Cependant, de nombreux défis persistent. La participation à la formation des adultes est globalement trop faible – seulement 43,7 % des adultes européens participent chaque année à une formation – et inégale entre Etats membres : les taux de participation varient entre 7 % en Roumanie et 64 % aux Pays-Bas. Adopté en 2021 au sommet social de Porto, l’objectif de l’UE pour 2030 est qu’au moins 60 % des adultes suivent une formation chaque année.

Cette faible participation à la formation des adultes est exacerbée par le manque d’inclusivité : les personnes ayant le plus besoin de se former, à savoir les chômeurs, les travailleurs faiblement qualifiés et les personnes ayant des contrats atypiques, sont celles suivant le moins de formations. L’écart est particulièrement important pour les adultes peu qualifiés, dont la participation moyenne à la formation est inférieure de 40 points de pourcentage à celle de leurs homologues hautement qualifiés. D’autres défis concernent le sous-investissement dans la formation des adultes et les formations de qualité insuffisante et non adaptées aux besoins du marché du travail.

Une révision en profondeur

Des changements progressifs peuvent aider mais seule une révision en profondeur, reflétant le rôle central de la formation continue dans nos sociétés et économies, peut permettre de faire de la formation tout au long de la vie la nouvelle norme dans l’UE. L’Année européenne des compétences représente une opportunité pour promouvoir un tel changement de paradigme afin de, comme l’indique la Commission, donner aux individus les moyens d’élargir leurs aspirations et d’améliorer leur employabilité tout en répondant aux pénuries de main d’œuvre at ainsi renforcer la compétitivité des entreprises et  réaliser le potentiel des transitions numériques et écologiques.

La Commission souhaite profiter de cette année pour mobiliser toutes les parties prenantes concernées, y compris les institutions et les agences européennes, les gouvernements nationaux, les partenaires sociaux, les services publics de l’emploi, les prestataires d’éducation et de formation ainsi que les entreprises. L’action doit se concentrer sur trois priorités.

Tout d’abord, il convient de renforcer la prise de conscience sur l’importance du développement des compétences pour les individus, les entreprises et la société, et sur la nécessité d’adopter une culture de la formation tout au long de la vie. Cela permettra non seulement d’augmenter la volonté des entreprises et des États d’investir dans la formation des adultes mais aussi celle des citoyens de suivre des formations.

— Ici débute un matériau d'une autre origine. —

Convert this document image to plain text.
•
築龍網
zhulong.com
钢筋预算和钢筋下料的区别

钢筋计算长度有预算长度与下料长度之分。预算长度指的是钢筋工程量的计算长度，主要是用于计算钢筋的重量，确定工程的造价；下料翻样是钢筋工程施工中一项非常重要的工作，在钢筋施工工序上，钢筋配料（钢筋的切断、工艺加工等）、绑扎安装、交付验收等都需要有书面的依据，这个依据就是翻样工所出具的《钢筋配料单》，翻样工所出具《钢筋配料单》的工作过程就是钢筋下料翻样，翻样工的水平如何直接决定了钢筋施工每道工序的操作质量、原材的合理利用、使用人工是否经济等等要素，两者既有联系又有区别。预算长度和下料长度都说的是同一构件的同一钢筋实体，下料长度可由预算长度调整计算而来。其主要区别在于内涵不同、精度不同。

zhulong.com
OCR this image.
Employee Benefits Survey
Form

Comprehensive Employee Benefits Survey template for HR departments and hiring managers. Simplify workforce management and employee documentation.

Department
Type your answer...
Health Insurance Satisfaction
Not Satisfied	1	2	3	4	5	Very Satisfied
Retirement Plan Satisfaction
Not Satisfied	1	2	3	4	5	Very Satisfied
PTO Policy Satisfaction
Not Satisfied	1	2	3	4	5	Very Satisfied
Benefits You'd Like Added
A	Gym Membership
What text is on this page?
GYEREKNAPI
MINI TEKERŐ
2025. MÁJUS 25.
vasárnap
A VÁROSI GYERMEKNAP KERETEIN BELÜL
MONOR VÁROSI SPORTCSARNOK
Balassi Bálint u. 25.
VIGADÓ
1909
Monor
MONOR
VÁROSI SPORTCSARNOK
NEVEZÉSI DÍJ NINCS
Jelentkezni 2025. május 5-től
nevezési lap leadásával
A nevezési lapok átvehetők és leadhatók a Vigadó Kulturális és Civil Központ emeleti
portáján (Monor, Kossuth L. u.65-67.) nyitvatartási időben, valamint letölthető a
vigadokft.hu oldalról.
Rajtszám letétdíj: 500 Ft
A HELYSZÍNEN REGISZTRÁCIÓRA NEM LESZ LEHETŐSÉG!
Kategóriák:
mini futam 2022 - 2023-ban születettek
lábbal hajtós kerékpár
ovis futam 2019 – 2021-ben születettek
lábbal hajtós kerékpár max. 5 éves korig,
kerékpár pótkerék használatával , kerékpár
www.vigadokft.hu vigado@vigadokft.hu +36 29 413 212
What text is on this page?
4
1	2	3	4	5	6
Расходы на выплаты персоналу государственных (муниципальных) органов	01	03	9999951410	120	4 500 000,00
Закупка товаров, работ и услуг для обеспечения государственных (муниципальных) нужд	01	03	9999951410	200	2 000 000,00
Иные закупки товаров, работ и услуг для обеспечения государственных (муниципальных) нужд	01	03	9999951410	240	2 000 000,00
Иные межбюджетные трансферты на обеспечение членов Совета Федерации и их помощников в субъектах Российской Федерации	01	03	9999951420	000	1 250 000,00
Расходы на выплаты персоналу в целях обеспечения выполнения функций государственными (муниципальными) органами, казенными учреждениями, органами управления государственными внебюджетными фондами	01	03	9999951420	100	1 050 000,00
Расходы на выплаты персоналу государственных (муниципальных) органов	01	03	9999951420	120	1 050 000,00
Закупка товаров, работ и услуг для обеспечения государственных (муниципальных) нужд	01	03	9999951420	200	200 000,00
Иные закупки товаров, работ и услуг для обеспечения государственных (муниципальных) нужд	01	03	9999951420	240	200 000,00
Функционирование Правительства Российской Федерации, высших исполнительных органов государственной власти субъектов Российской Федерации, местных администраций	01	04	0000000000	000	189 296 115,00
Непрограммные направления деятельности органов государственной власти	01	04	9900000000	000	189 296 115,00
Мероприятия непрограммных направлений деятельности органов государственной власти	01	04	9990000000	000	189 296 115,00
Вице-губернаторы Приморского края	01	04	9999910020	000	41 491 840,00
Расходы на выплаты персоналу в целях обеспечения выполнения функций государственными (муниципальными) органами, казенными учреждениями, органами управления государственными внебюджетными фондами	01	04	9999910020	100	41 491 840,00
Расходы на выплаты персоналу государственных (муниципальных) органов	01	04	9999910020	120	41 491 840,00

Au niveau de l’UE, 80 % des personnes ne suivant pas une formation ne le font pas car elles ne le souhaitent pas, notamment car elles estiment ne pas avoir réellement besoin de se former davantage. Il est donc nécessaire de créer un environnement qui soutient la formation tout au long de la vie et qui offre aux travailleurs la capacité de s’approprier pleinement de leur parcours de formation.

Des campagnes de prise de conscience et une communication sur les opportunités de développement des compétences et activités à travers toute l’Europe seront utiles. L’accent doit être mis non seulement sur les compétences techniques mais aussi sur les compétences transversales : l’adaptabilité, la capacité « d’apprendre à apprendre » et la résolution de problèmes constituent des éléments clés pour favoriser un esprit d’apprentissage tout au long de la vie et doivent être encouragés dès la formation initiale.

Deuxièmement, la qualité de la formation, son adéquation aux besoins du marché du travail ainsi que la reconnaissance et la validation des résultats de l’apprentissage devraient être renforcés. Alors que certains pays enregistrent de meilleures performances que d’autres dans ces domaines, l’UE devrait promouvoir l’échange de bonnes pratiques. Des initiatives concrètes devraient inclure l’amélioration de l’anticipation des compétences et la promotion de l’utilisation des outils numériques pour la reconnaissance des compétences (tels que les badges numériques).

Troisièmement, les responsables politiques et les partenaires sociaux doivent s’attaquer au manque d’investissements dans le développement des compétences. Cela implique d’augmenter les financements européens et de les utiliser plus efficacement, mais cela ne sera manifestement pas suffisant. La Commission devrait promouvoir l’adoption de comptes de formation individuels au niveau national, avec un financement adapté, conformément à la recommandation du Conseil de 2022. Les responsables politiques devraient aussi envisager, dans le cadre de la révision du Pacte de Stabilité et de Croissance, de déduire ces investissements sociaux des règles budgétaires concernant le déficit public, comme l’a proposé Anton Hemerijck.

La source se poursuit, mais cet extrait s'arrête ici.